1. Pilih oli yang tepat
Pertama, Anda harus memilih oli yang cocok untuk mesin pelet. Berbagai jenis mesin pelet memiliki persyaratan oli yang berbeda. Oleh karena itu, saat membeli oli, Anda harus memeriksa deskripsi produk dengan saksama dan memilih oli yang memenuhi persyaratan mesin pelet.
2. Tambahkan minyak
Sebelum menambahkan oli, Anda perlu mematikan mesin dan memastikannya dalam keadaan horizontal. Kemudian, cari port pengisian oli pada mesin pelet dan buka penutup port pengisian oli. Selanjutnya, masukkan corong oli ke port pengisian oli dan tuangkan oli perlahan-lahan. Kecepatan menuangkan oli harus sedang, jangan terlalu cepat, agar tidak menimbulkan gelembung dan luapan. Setelah menuangkan oli, tutup penutup port pengisian oli.

| Model | Kapasitas (kg/jam) | Kecepatan (RPM) | Dimensi (mm) | Berat (kg) |
| 125 | 40-50 | 320 | 1040*550*1140 | 78 |
| 150 | 75-125 | 320 | 1280*600*1250 | 94 |
| 210 | 200-250 | 320 | 1500*850*1400 | 189 |
| 260 | 350-500 | 380 | 1900*800*1600 | 300 |
| 300 | 500-800 | 380 | 2000*860*1700 | 410 |
| 360 | 800-1200 | 400 | 2080*900*1750 | 550 |
3. Periksa level oli
Setelah menutup penutup port pengisian oli, Anda perlu memeriksa apakah level oli mesin pelet dalam keadaan normal. Gunakan dipstick oli atau jendela pengamatan untuk memeriksa. Jika level oli terlalu tinggi atau terlalu rendah, hal itu dapat memengaruhi pengoperasian mesin pelet.

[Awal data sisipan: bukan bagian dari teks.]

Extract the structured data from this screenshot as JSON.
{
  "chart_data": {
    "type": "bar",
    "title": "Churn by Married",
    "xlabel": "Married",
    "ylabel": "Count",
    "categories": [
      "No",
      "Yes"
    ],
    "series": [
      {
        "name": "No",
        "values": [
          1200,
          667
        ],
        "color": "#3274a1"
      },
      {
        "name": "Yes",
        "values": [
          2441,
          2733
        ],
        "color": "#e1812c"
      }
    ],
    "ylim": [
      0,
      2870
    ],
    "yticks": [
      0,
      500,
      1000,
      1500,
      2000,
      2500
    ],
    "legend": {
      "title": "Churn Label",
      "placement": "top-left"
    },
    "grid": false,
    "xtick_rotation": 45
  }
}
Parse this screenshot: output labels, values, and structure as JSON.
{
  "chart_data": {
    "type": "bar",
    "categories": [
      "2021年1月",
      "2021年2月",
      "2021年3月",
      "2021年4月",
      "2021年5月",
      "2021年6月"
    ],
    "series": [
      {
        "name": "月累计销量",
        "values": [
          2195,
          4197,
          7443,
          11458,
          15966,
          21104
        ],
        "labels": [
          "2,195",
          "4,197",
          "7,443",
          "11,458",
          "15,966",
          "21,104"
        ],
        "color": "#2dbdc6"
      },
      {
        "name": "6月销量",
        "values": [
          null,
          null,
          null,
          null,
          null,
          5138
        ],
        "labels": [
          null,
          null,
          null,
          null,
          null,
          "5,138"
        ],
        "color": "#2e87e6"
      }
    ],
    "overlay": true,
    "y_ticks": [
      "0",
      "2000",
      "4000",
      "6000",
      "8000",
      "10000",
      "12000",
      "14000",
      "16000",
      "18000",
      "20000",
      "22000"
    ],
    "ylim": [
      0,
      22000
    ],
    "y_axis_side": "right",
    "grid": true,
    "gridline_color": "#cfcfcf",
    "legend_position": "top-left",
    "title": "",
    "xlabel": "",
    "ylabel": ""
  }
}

Oleh karena itu, pastikan untuk memeriksa level oli setelah mengisi bahan bakar dan lakukan penyesuaian yang sesuai.
Melalui tiga langkah di atas, Anda dapat menambahkan oli ke mesin pelet dengan benar untuk memastikan pengoperasian mesin pelet yang normal. Pengguna mesin pelet dapat mengganti oli dan filter oli secara berkala sesuai kebutuhan mereka untuk memastikan pengoperasian mesin pelet dalam jangka panjang.